Most of us don’t have trailer queens. We drive to the track. We drive home. Sometimes we stop for fuel and coffee in between.

That’s where streetable performance tires live.

Over the years I’ve run several setups on my lightweight 911, 205/50/15 on 7×15 Fuchs, and the differences are not subtle once you push them.

A very solid reference point is the Toyo Proxes R888R – aggressive, fast, and clearly track-focused, but still road usable.

What you get:

  • High dry grip
  • Fast warm-up
  • Predictable breakaway
  • Limited wet comfort

This is the “I want speed, not comfort” category.

Then there is the more versatile side, like the Toyo Proxes R1R.

Slightly more forgiving. More usable in mixed conditions. Less extreme at the limit.

And then the benchmark for many enthusiasts:

Toyo Proxes RA1

This is the tire that changes personality over time.
It gets better as it wears – until it doesn’t.

What matters here:

  • Heat cycle behavior
  • Wet performance trade-off
  • Daily usability vs lap time

Full Race Tires

If you separate street and track completely, you enter a different world.

A world where grip comes first and everything else is secondary.

The reference here is the Hoosier A7.

Insane initial grip. Fast warm-up. Sharp response.
And very honest limits.

Then there is the endurance-style counterpart:

Hoosier R7

More stable over longer sessions. Less peak grip, more consistency.

And in between sits something like the Toyo Proxes RR – predictable, forgiving, and surprisingly usable depending on setup.

Reality check:

  • These tires are not for commuting
  • Heat cycles define everything
  • Performance drops long before they “look worn”

Street vs.

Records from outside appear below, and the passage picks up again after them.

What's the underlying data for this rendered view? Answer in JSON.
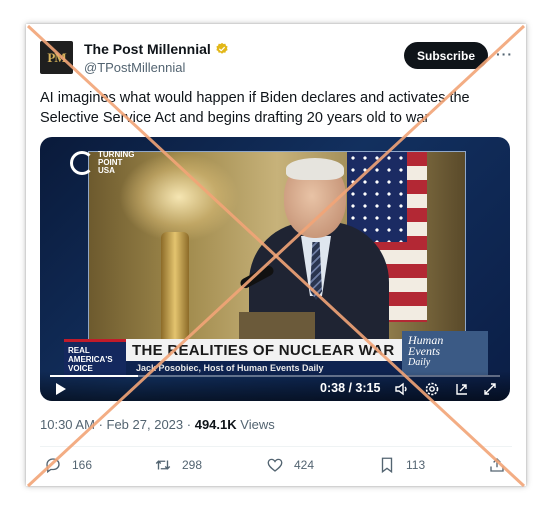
{
  "account": {
    "name": "The Post Millennial",
    "handle": "@TPostMillennial",
    "avatar_text": "PM",
    "verified_color": "#e2b719"
  },
  "header": {
    "subscribe_label": "Subscribe",
    "more_label": "···"
  },
  "tweet": {
    "text": "AI imagines what would happen if Biden declares and activates the Selective Service Act and begins drafting 20 years old to war"
  },
  "video": {
    "channel_logo": "TURNING POINT USA",
    "lower_third_logo": "REAL AMERICA'S VOICE",
    "headline": "THE REALITIES OF NUCLEAR WAR",
    "subheadline": "Jack Posobiec, Host of Human Events Daily",
    "show_line1": "Human",
    "show_line2": "Events",
    "show_line3": "Daily",
    "time": "0:38 / 3:15",
    "progress_fraction": 0.195,
    "icons": [
      "play-icon",
      "volume-icon",
      "settings-icon",
      "pip-icon",
      "fullscreen-icon"
    ]
  },
  "meta": {
    "time": "10:30 AM",
    "date": "Feb 27, 2023",
    "views_count": "494.1K",
    "views_label": "Views"
  },
  "actions": {
    "replies": "166",
    "retweets": "298",
    "likes": "424",
    "bookmarks": "113"
  },
  "overlay": {
    "x_color": "#f2a477"
  }
}
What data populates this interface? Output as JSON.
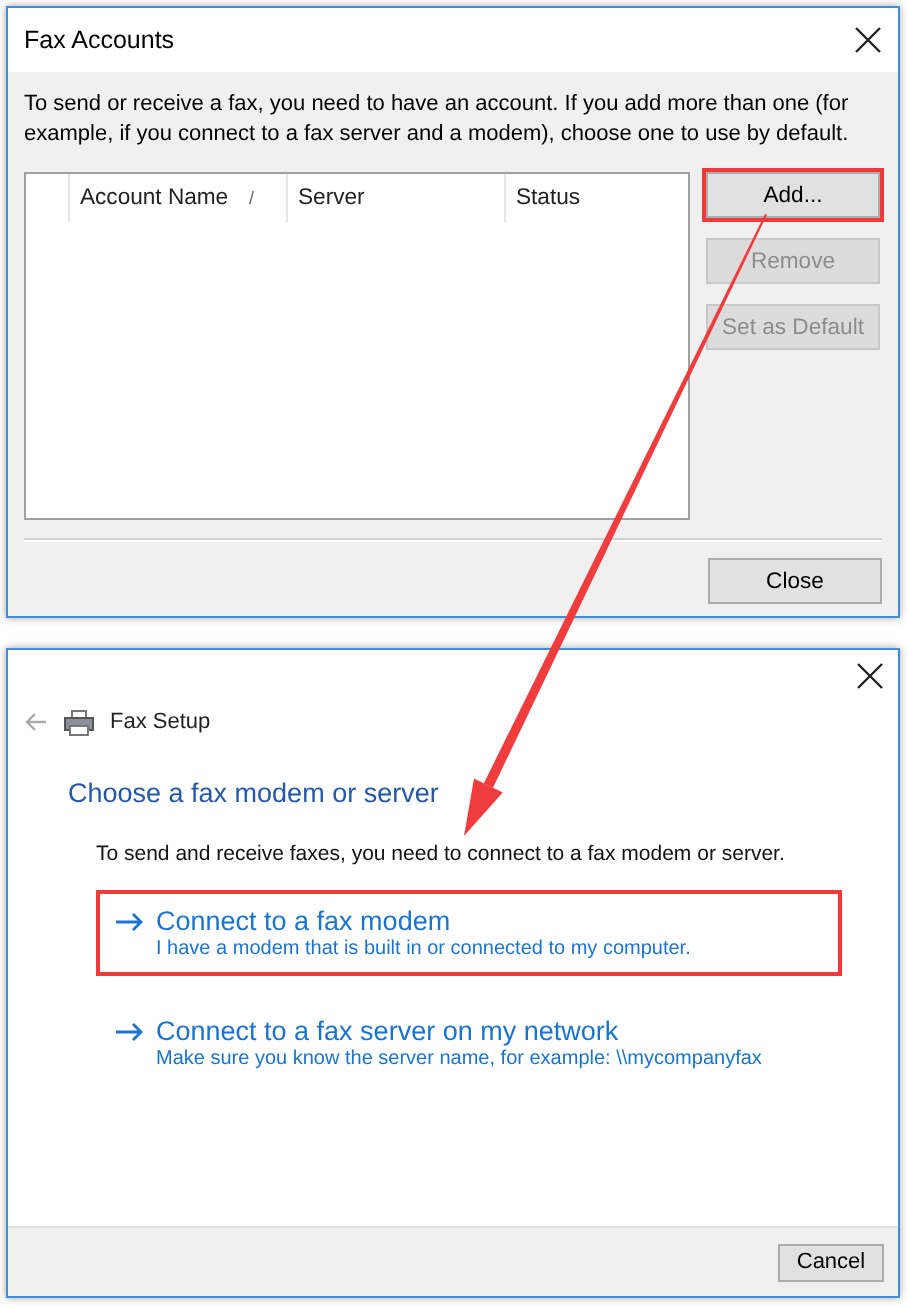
{
  "fax_accounts_window": {
    "title": "Fax Accounts",
    "intro": "To send or receive a fax, you need to have an account. If you add more than one (for example, if you connect to a fax server and a modem), choose one to use by default.",
    "table": {
      "columns": [
        {
          "label": "Account Name",
          "sort_mark": "/"
        },
        {
          "label": "Server"
        },
        {
          "label": "Status"
        }
      ]
    },
    "buttons": [
      {
        "label": "Add...",
        "disabled": false,
        "highlighted": true
      },
      {
        "label": "Remove",
        "disabled": true,
        "highlighted": false
      },
      {
        "label": "Set as Default",
        "disabled": true,
        "highlighted": false
      }
    ],
    "close_button": "Close"
  },
  "fax_setup_window": {
    "title": "Fax Setup",
    "heading": "Choose a fax modem or server",
    "description": "To send and receive faxes, you need to connect to a fax modem or server.",
    "options": [
      {
        "title": "Connect to a fax modem",
        "subtitle": "I have a modem that is built in or connected to my computer.",
        "highlighted": true
      },
      {
        "title": "Connect to a fax server on my network",
        "subtitle": "Make sure you know the server name, for example: \\\\mycompanyfax",
        "highlighted": false
      }
    ],
    "cancel_button": "Cancel"
  }
}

Track – The real Difference

It’s not just about grip.

It’s about behavior.

Streetable performance tires:

  • Wider temperature window
  • Better wet safety margin
  • Longer lifespan
  • More predictable daily use

Full race tires:

  • Maximum dry grip
  • Narrow operating window
  • Fast degradation
  • Track-only focus

Neither is better.

Only more honest about its purpose.

How to actually choose

Forget marketing.

Ask yourself three questions:

  • Do I drive to the track or trailer the car?
  • Do I care about wet performance?
  • Do I want consistency or peak grip?

Your answer decides everything.

Not the brand.

Not the spec sheet.

Final Thought

The best tire is not the grippiest one.

It’s the one that matches how you actually use the car.

Because a classic Porsche is not a spec sheet.

It’s a system.

And the tire is where that system meets reality.